Anytime an employee makes a workplace complaint, that complaint should be taken seriously and acted on without delay. In fact, a number of federal and state laws require an employer to conduct an immediate investigation. Just as no two complaints are ever identical, neither are any two investigations carried out in exactly the same manner. Nevertheless, there are some common steps that should be taken when investigating all workplace complaints, including:

  1. Document and report the complaint. Complaints often originate with an immediate supervisor. If you receive a complaint, the first thing you should do is to document the complaint and then immediately report the complaint to Human Resources or to the individual/office responsible for investigating complaints. This applies whether the complaint was an informal verbal complaint or a formal written complaint.
  1. Decide if any immediate action needs to be taken. Some complaints warrant immediate remedial action to prevent the possibility of further damage or harm. For example, if the complaint alleges that an employee sexually assaulted the complainant, you may need to suspend the accused employee immediately while you conduct your investigation.
  1. Determine if you need to hire outside council. Hiring an external investigator is a smart way to avoid potential conflicts of interest. Factors such as the size of the company, the severity of the allegations, and the employees involved in the complaint may be considered when deciding if an outside investigator is warranted.
  1. Interview the complainant. You should already have a written complaint on file; however, you need to conduct a face to face interview with the complainant. Listen for inconsistencies between the written and verbal versions of events and ask any additional questions not answered in the written complaint.
  1. Interview witnesses. At a bare minimum, this will include an interview with the employee accused of wrongdoing. It may also include additional witnesses identified by the complainant or the accused. Be sure to document your interviews.
  1. Gather evidence. This may involve things such as viewing security camera images, reviewing documents, or employing an expert to examine an employee’s computer.
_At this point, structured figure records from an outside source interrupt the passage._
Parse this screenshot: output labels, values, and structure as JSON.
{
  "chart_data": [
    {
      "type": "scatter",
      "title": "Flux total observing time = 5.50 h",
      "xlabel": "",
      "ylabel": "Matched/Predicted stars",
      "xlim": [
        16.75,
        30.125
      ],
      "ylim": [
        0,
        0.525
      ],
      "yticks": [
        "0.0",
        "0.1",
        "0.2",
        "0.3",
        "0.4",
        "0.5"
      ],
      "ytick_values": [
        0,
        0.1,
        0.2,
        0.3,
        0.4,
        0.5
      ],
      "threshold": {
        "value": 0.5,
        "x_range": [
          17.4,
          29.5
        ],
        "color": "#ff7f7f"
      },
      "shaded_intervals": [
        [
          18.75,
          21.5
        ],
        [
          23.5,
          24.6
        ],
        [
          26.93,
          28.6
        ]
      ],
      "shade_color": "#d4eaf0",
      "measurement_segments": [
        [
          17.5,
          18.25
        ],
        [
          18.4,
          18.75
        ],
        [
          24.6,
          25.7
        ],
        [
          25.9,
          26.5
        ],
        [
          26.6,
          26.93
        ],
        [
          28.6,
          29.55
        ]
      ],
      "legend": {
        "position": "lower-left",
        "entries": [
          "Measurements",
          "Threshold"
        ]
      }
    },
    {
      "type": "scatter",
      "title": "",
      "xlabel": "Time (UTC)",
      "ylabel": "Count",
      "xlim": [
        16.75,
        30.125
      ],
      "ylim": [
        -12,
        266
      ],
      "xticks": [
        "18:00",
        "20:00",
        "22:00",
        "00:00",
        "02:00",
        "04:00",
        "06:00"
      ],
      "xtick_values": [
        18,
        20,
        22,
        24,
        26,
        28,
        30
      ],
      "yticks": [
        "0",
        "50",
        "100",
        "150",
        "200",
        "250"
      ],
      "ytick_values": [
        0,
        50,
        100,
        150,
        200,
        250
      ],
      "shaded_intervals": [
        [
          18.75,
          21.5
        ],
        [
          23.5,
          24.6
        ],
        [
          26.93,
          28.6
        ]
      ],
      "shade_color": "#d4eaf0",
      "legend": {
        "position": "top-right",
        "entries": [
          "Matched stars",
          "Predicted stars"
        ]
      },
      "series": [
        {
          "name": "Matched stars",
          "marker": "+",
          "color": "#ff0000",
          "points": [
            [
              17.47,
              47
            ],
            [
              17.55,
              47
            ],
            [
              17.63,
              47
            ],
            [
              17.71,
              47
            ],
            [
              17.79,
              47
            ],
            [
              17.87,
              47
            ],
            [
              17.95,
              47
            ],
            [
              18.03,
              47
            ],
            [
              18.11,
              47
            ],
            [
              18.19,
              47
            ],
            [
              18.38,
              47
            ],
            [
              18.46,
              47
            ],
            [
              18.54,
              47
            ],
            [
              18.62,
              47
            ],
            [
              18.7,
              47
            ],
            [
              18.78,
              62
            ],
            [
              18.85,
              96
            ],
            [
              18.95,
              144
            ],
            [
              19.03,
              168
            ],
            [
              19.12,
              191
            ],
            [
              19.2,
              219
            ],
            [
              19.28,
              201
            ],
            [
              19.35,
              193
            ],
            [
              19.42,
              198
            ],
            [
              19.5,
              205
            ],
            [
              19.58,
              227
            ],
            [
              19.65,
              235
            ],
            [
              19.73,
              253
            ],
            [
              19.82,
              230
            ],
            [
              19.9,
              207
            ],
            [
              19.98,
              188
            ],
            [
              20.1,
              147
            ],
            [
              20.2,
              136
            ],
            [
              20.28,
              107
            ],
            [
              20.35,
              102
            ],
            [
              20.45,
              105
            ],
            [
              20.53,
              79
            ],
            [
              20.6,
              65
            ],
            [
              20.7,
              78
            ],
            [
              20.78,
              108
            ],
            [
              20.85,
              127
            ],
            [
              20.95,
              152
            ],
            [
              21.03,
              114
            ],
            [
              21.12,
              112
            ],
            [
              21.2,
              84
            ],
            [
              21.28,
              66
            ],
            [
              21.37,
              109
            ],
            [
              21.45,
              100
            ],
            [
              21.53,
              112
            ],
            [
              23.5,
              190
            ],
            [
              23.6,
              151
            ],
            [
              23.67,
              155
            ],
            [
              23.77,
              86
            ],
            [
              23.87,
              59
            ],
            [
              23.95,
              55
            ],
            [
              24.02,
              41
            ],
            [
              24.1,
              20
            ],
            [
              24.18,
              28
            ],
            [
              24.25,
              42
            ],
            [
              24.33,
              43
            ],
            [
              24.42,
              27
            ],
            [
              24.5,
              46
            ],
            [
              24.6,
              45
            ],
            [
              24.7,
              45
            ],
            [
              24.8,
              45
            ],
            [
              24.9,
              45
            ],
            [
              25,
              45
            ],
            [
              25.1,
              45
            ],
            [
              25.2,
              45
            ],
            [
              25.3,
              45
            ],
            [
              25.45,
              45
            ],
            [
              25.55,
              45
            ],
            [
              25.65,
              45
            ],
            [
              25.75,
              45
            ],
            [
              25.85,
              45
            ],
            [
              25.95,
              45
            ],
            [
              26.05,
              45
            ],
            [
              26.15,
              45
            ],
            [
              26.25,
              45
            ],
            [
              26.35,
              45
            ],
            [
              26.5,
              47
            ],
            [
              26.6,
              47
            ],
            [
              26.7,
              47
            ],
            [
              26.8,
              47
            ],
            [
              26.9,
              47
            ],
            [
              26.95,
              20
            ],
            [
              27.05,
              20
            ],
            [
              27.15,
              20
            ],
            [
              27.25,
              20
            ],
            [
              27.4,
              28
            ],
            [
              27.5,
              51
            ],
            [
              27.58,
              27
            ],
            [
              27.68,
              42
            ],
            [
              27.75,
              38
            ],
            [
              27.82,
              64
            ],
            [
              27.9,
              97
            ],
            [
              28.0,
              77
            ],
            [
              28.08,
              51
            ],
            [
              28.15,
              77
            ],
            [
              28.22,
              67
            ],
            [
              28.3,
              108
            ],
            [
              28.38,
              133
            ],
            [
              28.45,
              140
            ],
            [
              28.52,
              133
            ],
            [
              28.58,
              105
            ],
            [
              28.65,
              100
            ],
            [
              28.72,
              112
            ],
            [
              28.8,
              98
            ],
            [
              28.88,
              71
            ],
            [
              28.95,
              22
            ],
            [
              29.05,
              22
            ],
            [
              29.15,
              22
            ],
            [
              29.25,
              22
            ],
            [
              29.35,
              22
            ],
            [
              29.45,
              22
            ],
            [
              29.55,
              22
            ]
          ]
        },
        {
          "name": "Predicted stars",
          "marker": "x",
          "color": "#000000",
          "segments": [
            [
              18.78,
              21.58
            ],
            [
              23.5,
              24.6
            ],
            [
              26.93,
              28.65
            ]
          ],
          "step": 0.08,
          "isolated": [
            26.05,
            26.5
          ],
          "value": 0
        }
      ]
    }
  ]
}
  1. Review and evaluate the testimony and evidence. Once you are satisfied that you have talked to everyone with relevant information and gathered all the available evidence, take the time necessary to review all of it together, and evaluate the file as a whole. At this point, you should have reached a conclusion as to whether the complainant’s allegations are actionable or not.
  1. Take any necessary action. If your investigation does not substantiate the allegations in the complaint, the parties involved in the investigation should be notified of your conclusion. If you reached the conclusion that wrongdoing did occur, appropriate action should be taken. That could include anything from a verbal reprimand to termination and referral to the appropriate law enforcement agency for criminal charges.
  1. Document your conclusions. While you may choose to verbally explain your findings to the complainant and/or accused, documenting your findings in writing is crucial. Remember that your decision may not be the end of the matter. If either party decides to pursue further legal action, your written documentation showing that you conducted a thorough investigation may be crucial.
  1. Follow-up. Follow-up is always an important final step. If you concluded that wrongdoing occurred, check to see that it has stopped. Talk to the complainant and the accused. In addition, if the investigation uncovered any company-wide problems, such as a lack of training or confusion over procedures, be sure to check with management to see if those problems have been remedied.